While the legislation goes some way in reconciling the historic injustices of Nazi rule, it will doubtless mean confronting painful history for numerous applicants. But in pursuing my own claim to citizenship, I discovered that the persecution was far from over for my great grandparents, Hilda and Egon Heym, when they arrived in England. Caught up in the Home Office’s hostile treatment of European refugees, Egon was placed in an internment camp and faced deportation back to Austria, where his Jewish ancestry was as good as a death sentence, or relocation abroad by Royal Navy convoy.

After the fall of France in 1940, the growing number of Axis émigrés in Britain caused the government to panic and round up the tens of thousands who had found sanctuary. Winston Churchill’s order to his war Cabinet to “collar the lot!” would begin a series of controversial transports of German, Austrian and Italian refugees to British colonies across highly dangerous waters. It was on one such voyage to Canada that the Andorra Star was torpedoed and sunk by a German U-boat, killing 805 people. The surviving internees were promptly shipped to Australia aboard the Dunera, which narrowly avoided the same fate in the Pacific. The final straw for this shameful and too often forgotten policy came when another ship—the City of Benares—was sunk in the Atlantic, this time carrying 80 child refugees, of whom 77 died.

The attacks prompted a rapid re-evaluation of Britain’s attitude to “enemy aliens,” a term condemned by one MP at the time as “an undeserved slur on many persons loyal to the democratic cause.” Most internees were freed following public outrage at the loss of so many innocent lives at sea.

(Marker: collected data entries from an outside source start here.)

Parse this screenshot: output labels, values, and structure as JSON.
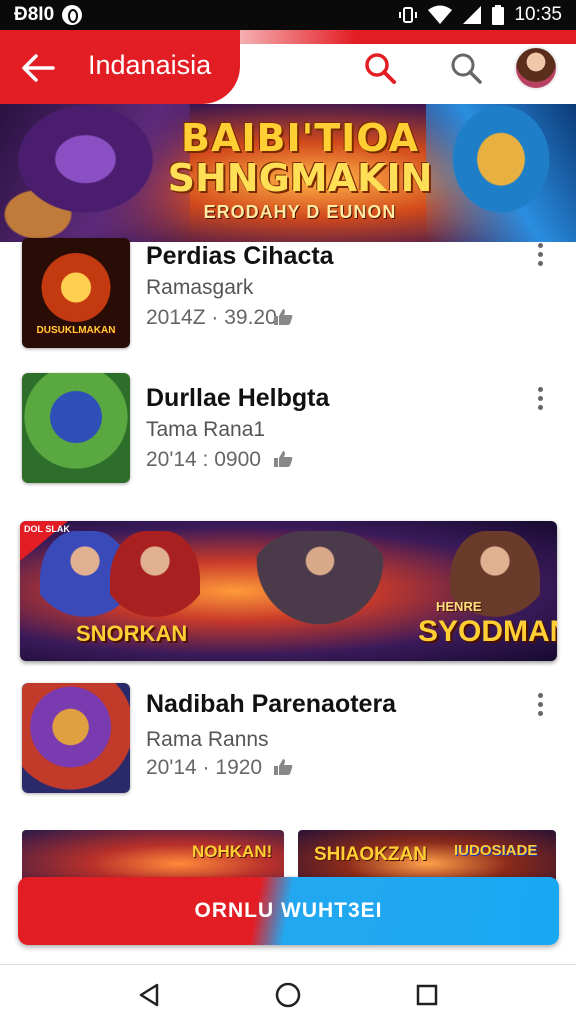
{
  "status_bar": {
    "left_text": "Đ8I0",
    "time": "10:35"
  },
  "app_bar": {
    "title": "Indanaisia",
    "back_icon": "arrow-left-icon",
    "search_icon": "search-icon",
    "accent_color": "#e31d24"
  },
  "hero": {
    "line1": "BAIBI'TIOA",
    "line2": "SHNGMAKIN",
    "line3": "ERODAHY D EUNON"
  },
  "list": [
    {
      "title": "Perdias Cihacta",
      "subtitle": "Ramasgark",
      "date": "2014Z · 39.20",
      "thumb_text": "DUSUKLMAKAN"
    },
    {
      "title": "Durllae Helbgta",
      "subtitle": "Tama Rana1",
      "date": "20'14 : 0900"
    },
    {
      "title": "Nadibah Parenaotera",
      "subtitle": "Rama Ranns",
      "date": "20'14 · 1920"
    }
  ],
  "mid_banner": {
    "tag": "DOL SLAK",
    "left_text": "SNORKAN",
    "right_small": "HENRE",
    "right_text": "SYODMAN!"
  },
  "small_banners": {
    "left_text": "NOHKAN!",
    "right_text": "SHIAOKZAN",
    "right_text2": "IUDOSIADE"
  },
  "cta": {
    "label": "ORNLU WUHT3EI"
  },
  "colors": {
    "red": "#e31d24",
    "blue": "#1aa8f2"
  }
}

By the summer of 1940, Egon was reunited with his wife. A skilled sculptor, he had led a successful career as a professor at the Academy of Fine Arts Vienna in his previous life and went on to work in the restoration department at Harrods, with a little help from Hilda, who became his assistant. They lived happily married in London until Egon’s passing in 1966.

I never met my great grandfather and, until now, knew little of him beyond the extensive collection of Habsburg-era walking sticks he left behind, two of which Abuelita came to depend upon in later life. Stories of separation and strife can be hard to retell for the generations who witnessed them. Austria’s latest approach to dealing with its history goes further than traditional admissions of guilt and culpability, extending beyond borders to repair family ties severed during the Second World War. Yet tracing these links shows how wrongdoing was not always limited to those on the conflict’s losing side.

There’s a saying about never knowing what you’ve got until it’s gone. In a way, the reverse is also true: it’s possible to never know exactly what you’ve lost until it’s returned. This perhaps best encapsulates how many people, but especially those like me who have never even been to Austria and don’t speak a word of German, will feel as they take up citizenship. Becoming Austrian is more poignant than practical for me, as I have no intention to relocate permanently to Vienna and wouldn’t even know where to begin with Austrian politics or who to vote for. There’s also a small point about national service, which I’m sure will have to be addressed at some stage. For now, the unexpected sense of being close again to a loved one, long passed away, is enough to have made all the paperwork worth it.